An attempt by the plaintiffs (after later being fired) to cast their claim in tort fails. The contract’s at-will employment is plain and rules the day, holds the Court in an opinion by Chief Judge Kaye, dismissing the plaintiffs’ complaint “in its entirety”. 

The tort the plaintiffs sought to allege was “fraudulent inducement to enter into and remain in the employment of” D.  More specifically the claim was that they were misled to believe that D would not merge with a certain other company, T. They said they took their jobs relying on that assurance, but a few years later such a merger did take place, and about half a year after that all the plaintiffs were fired. 

The Court distinguished a federal case applying New York law that was decided differently by the Second Circuit, Stewart v. Jackson & Nash, 976 F.2d 86 (1992). But, in Stewart the promise or representation alleged to be fraudulent concerned something that had occurred, not something that would or would not occur. Plaintiff, an environmental lawyer, took a job when told the employer had an environmental client. Again, the Digest:

She took the job only to learn that while D was still seeking the client, the client was not yet there. P got only “general litigation work”. When she was later terminated, she sued for damages and her claim – albeit at only the pleading stage - was sustained.

D’s promises in Stewart were “misstatements of present fact”, the Court explains, and her alleged injuries -

thwarting her professional objective to specialize in environmental law, and damaging her career potential – occurred well before plaintiff’s termination and were unrelated to it.

Stressing that the Court is neither adopting nor rejecting the Second Circuit’s reasoning, it observes that here in Smalley the plaintiffs have claimed no injury distinct from termination of their employment and that absent injury independent of termination, plaintiffs cannot recover damages for what is at bottom an alleged breach of contract in the guise of tort.

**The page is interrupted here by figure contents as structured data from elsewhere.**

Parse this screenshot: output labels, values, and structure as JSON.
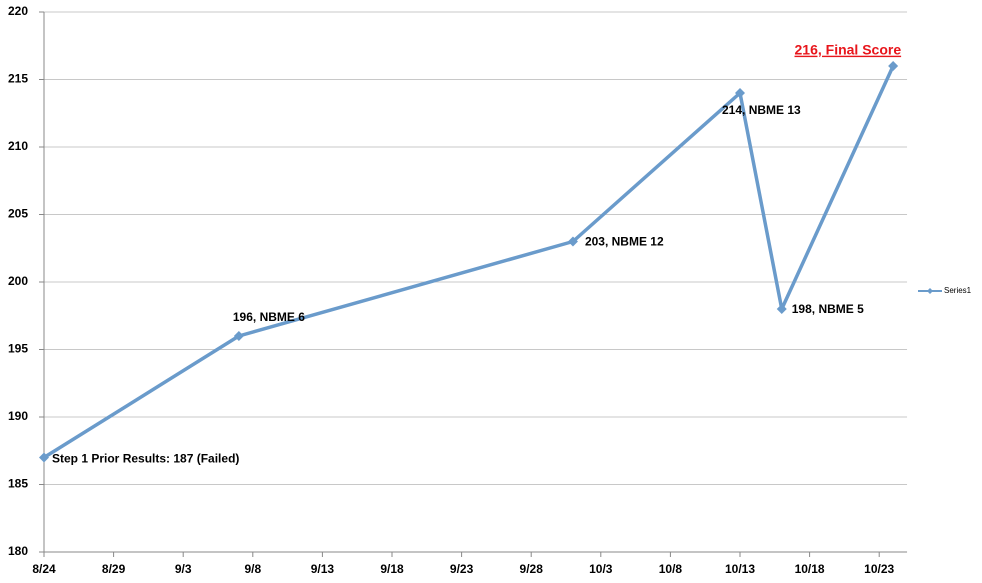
{
  "chart_data": {
    "type": "line",
    "x": [
      "8/24",
      "9/7",
      "10/1",
      "10/13",
      "10/16",
      "10/24"
    ],
    "series": [
      {
        "name": "Series1",
        "color": "#6a9bcb",
        "values": [
          187,
          196,
          203,
          214,
          198,
          216
        ],
        "value_labels": [
          "Step 1 Prior Results: 187 (Failed)",
          "196, NBME 6",
          "203, NBME 12",
          "214, NBME 13",
          "198, NBME 5",
          "216, Final Score"
        ]
      }
    ],
    "xlim": [
      "8/24",
      "10/25"
    ],
    "xticks": [
      "8/24",
      "8/29",
      "9/3",
      "9/8",
      "9/13",
      "9/18",
      "9/23",
      "9/28",
      "10/3",
      "10/8",
      "10/13",
      "10/18",
      "10/23"
    ],
    "ylim": [
      180,
      220
    ],
    "yticks": [
      180,
      185,
      190,
      195,
      200,
      205,
      210,
      215,
      220
    ],
    "grid": true,
    "legend": "right"
  }
}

The Smalley case and the specific issue of whether a fired employee may sue in tort have relevance to two broad categories of our clients though, perhaps, on opposite sides of the issue: (1) business owners and managers; and (2) senior and mid-level corporate employees. For both, we offer the following points:

  • A contract can either negate or establish and reinforce the At-Will nature of the employment relationship;
  • A contract is not necessarily found in a single piece of paper labeled in capital letters: “CONTRACT;” rather, a contract can be found in employment manuals, offer letters, compensation plans, e-mails, course of dealing and in other ways consistent with basic principles of contract law;
  • The Smalley case reaffirms the At-will rule in New York;
  • However, the distinction that the Court made from the Stewart case serves as a caution that misrepresentations of present fact may leave the door open to a tort claim.

A tort claim, such as fraudulent inducement, depending on the specific facts, is more likely to put punitive damages and attorneys fees in play than a contract claim in New York. In Connecticut, another At-Will state where we practice, punitive damages are limited to attorneys’ fees but, similarly as in New York, more of a factor in a tort claim than a contract claim.